This American Life, episode 454, Chicago Public Media
Apple Lists Its Suppliers For 1st Time, New York Times
Following a listen to last week’s This American Life about an investigation into the labor practices at Foxconn’s Chinese factory and then a read of yesterday’s New York Times article titled Apple Lists Its Suppliers For 1st Time, a rather informal method of exercising power towards sustainability is suggested while old methods are only possibly still effective, at best.
The transition from old to new (or unusual) begins with the rise of multi-national firms as the major operators of the global economy and the greatest agitators for the easement of national trade barriers. As power moved from the nation-states and their chartered corporations (which were set-up to exploit the comparative advantage between colonial master and colonial subject) to the modern multi-national firm, domestic power remained in the hands of the nation-state – in fact, was greatly expanded in the 20th Century.
But in the Times article, we find numerous violations of China’s own labor laws that go unenforced by ostensibly feckless labor boards. In the This American Life episode, we are told the labor boards exist to make labor exploitation by MNFs easier by placing workers who report injuries on a blacklist, for instance.
What this means for the future of sustainability – both environmental and labor – advocacy on the inter-national scale is uncertain, but the Apple case reveals the strange politics of the present.
Mike Daisey, the investigator for the TAL piece, had turned his research into a one-man show, not only about Foxconn but also Steve Jobs, that coincided with the co-founder’s death. Labor violations, the roof top suicides, and the blind eye of the Chinese government were well-documented, not just in Foxconn, but throughout the deregulated “Special Economic Zone” of Shenzhen, in which it is located.
We now have the beginnings of action – i.e., Apple listing its suppliers and publishing aggregate audits of their workplace conditions – from a publicly-traded MNF and not from the intervention of government or from the lobbying of labor unions. Apple, which had rebuffed the complaints of the Third Sector apparently relented on its policy of secrecy with the bad press of a popular podcast. And the one-man show which caught the attention of Ira Glass and the TAL producers – half journalistic investigation (but outside the journalism industry) and half biography – could be viewed in major North American cities last year for about $50.

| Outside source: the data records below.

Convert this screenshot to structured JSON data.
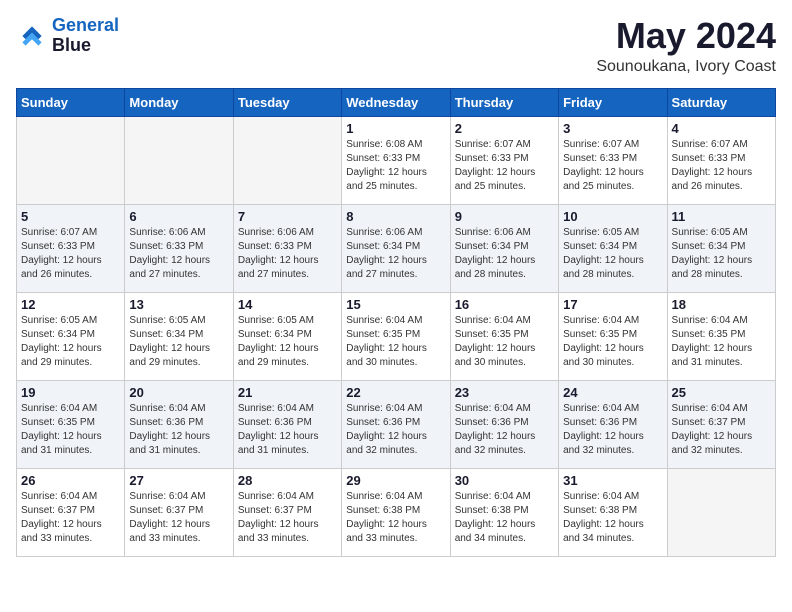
{
  "header": {
    "logo_line1": "General",
    "logo_line2": "Blue",
    "month_year": "May 2024",
    "location": "Sounoukana, Ivory Coast"
  },
  "weekdays": [
    "Sunday",
    "Monday",
    "Tuesday",
    "Wednesday",
    "Thursday",
    "Friday",
    "Saturday"
  ],
  "weeks": [
    [
      {
        "day": "",
        "info": ""
      },
      {
        "day": "",
        "info": ""
      },
      {
        "day": "",
        "info": ""
      },
      {
        "day": "1",
        "info": "Sunrise: 6:08 AM\nSunset: 6:33 PM\nDaylight: 12 hours\nand 25 minutes."
      },
      {
        "day": "2",
        "info": "Sunrise: 6:07 AM\nSunset: 6:33 PM\nDaylight: 12 hours\nand 25 minutes."
      },
      {
        "day": "3",
        "info": "Sunrise: 6:07 AM\nSunset: 6:33 PM\nDaylight: 12 hours\nand 25 minutes."
      },
      {
        "day": "4",
        "info": "Sunrise: 6:07 AM\nSunset: 6:33 PM\nDaylight: 12 hours\nand 26 minutes."
      }
    ],
    [
      {
        "day": "5",
        "info": "Sunrise: 6:07 AM\nSunset: 6:33 PM\nDaylight: 12 hours\nand 26 minutes."
      },
      {
        "day": "6",
        "info": "Sunrise: 6:06 AM\nSunset: 6:33 PM\nDaylight: 12 hours\nand 27 minutes."
      },
      {
        "day": "7",
        "info": "Sunrise: 6:06 AM\nSunset: 6:33 PM\nDaylight: 12 hours\nand 27 minutes."
      },
      {
        "day": "8",
        "info": "Sunrise: 6:06 AM\nSunset: 6:34 PM\nDaylight: 12 hours\nand 27 minutes."
      },
      {
        "day": "9",
        "info": "Sunrise: 6:06 AM\nSunset: 6:34 PM\nDaylight: 12 hours\nand 28 minutes."
      },
      {
        "day": "10",
        "info": "Sunrise: 6:05 AM\nSunset: 6:34 PM\nDaylight: 12 hours\nand 28 minutes."
      },
      {
        "day": "11",
        "info": "Sunrise: 6:05 AM\nSunset: 6:34 PM\nDaylight: 12 hours\nand 28 minutes."
      }
    ],
    [
      {
        "day": "12",
        "info": "Sunrise: 6:05 AM\nSunset: 6:34 PM\nDaylight: 12 hours\nand 29 minutes."
      },
      {
        "day": "13",
        "info": "Sunrise: 6:05 AM\nSunset: 6:34 PM\nDaylight: 12 hours\nand 29 minutes."
      },
      {
        "day": "14",
        "info": "Sunrise: 6:05 AM\nSunset: 6:34 PM\nDaylight: 12 hours\nand 29 minutes."
      },
      {
        "day": "15",
        "info": "Sunrise: 6:04 AM\nSunset: 6:35 PM\nDaylight: 12 hours\nand 30 minutes."
      },
      {
        "day": "16",
        "info": "Sunrise: 6:04 AM\nSunset: 6:35 PM\nDaylight: 12 hours\nand 30 minutes."
      },
      {
        "day": "17",
        "info": "Sunrise: 6:04 AM\nSunset: 6:35 PM\nDaylight: 12 hours\nand 30 minutes."
      },
      {
        "day": "18",
        "info": "Sunrise: 6:04 AM\nSunset: 6:35 PM\nDaylight: 12 hours\nand 31 minutes."
      }
    ],
    [
      {
        "day": "19",
        "info": "Sunrise: 6:04 AM\nSunset: 6:35 PM\nDaylight: 12 hours\nand 31 minutes."
      },
      {
        "day": "20",
        "info": "Sunrise: 6:04 AM\nSunset: 6:36 PM\nDaylight: 12 hours\nand 31 minutes."
      },
      {
        "day": "21",
        "info": "Sunrise: 6:04 AM\nSunset: 6:36 PM\nDaylight: 12 hours\nand 31 minutes."
      },
      {
        "day": "22",
        "info": "Sunrise: 6:04 AM\nSunset: 6:36 PM\nDaylight: 12 hours\nand 32 minutes."
      },
      {
        "day": "23",
        "info": "Sunrise: 6:04 AM\nSunset: 6:36 PM\nDaylight: 12 hours\nand 32 minutes."
      },
      {
        "day": "24",
        "info": "Sunrise: 6:04 AM\nSunset: 6:36 PM\nDaylight: 12 hours\nand 32 minutes."
      },
      {
        "day": "25",
        "info": "Sunrise: 6:04 AM\nSunset: 6:37 PM\nDaylight: 12 hours\nand 32 minutes."
      }
    ],
    [
      {
        "day": "26",
        "info": "Sunrise: 6:04 AM\nSunset: 6:37 PM\nDaylight: 12 hours\nand 33 minutes."
      },
      {
        "day": "27",
        "info": "Sunrise: 6:04 AM\nSunset: 6:37 PM\nDaylight: 12 hours\nand 33 minutes."
      },
      {
        "day": "28",
        "info": "Sunrise: 6:04 AM\nSunset: 6:37 PM\nDaylight: 12 hours\nand 33 minutes."
      },
      {
        "day": "29",
        "info": "Sunrise: 6:04 AM\nSunset: 6:38 PM\nDaylight: 12 hours\nand 33 minutes."
      },
      {
        "day": "30",
        "info": "Sunrise: 6:04 AM\nSunset: 6:38 PM\nDaylight: 12 hours\nand 34 minutes."
      },
      {
        "day": "31",
        "info": "Sunrise: 6:04 AM\nSunset: 6:38 PM\nDaylight: 12 hours\nand 34 minutes."
      },
      {
        "day": "",
        "info": ""
      }
    ]
  ]
}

Whether the results seen on the front page of the paper of record’s business section are due to the TAL story as the prime mover or the straw that broke the camel’s back, Apple isn’t saying, but it does raise questions for the Third Sector. The lot of non-profits and similar organizations around the world that make up the Third Sector has been in taking up the role of service provider and neutral intervener in inter-national conflicts and natural disasters – roles either invented as the need presented itself or performed by governments once more directly involved in social welfare.
What the Third Sector has not done largely – though they have tried – is change the policies of MNFs. They can’t be lobbied the way representatives in a democracy can be lobbied, but they can be persuaded, apparently, by the fallout of a compelling story told to a portion of the young, podcast-listening audience that makes up the TAL demographic. When it’s broken down like that, one wonders if Apple is more concerned with this demographic aligning too closely with their customers or their American employees.
And if compelling political storytelling told to the right members of the public should become a tool in the toolbox of sustainability advocacy, the question then is how to make deforestation as compelling as Chinese workers jumping to their deaths from factory rooftops. Al Gore probably deserves more respect for making a Powerpoint about global warming engaging.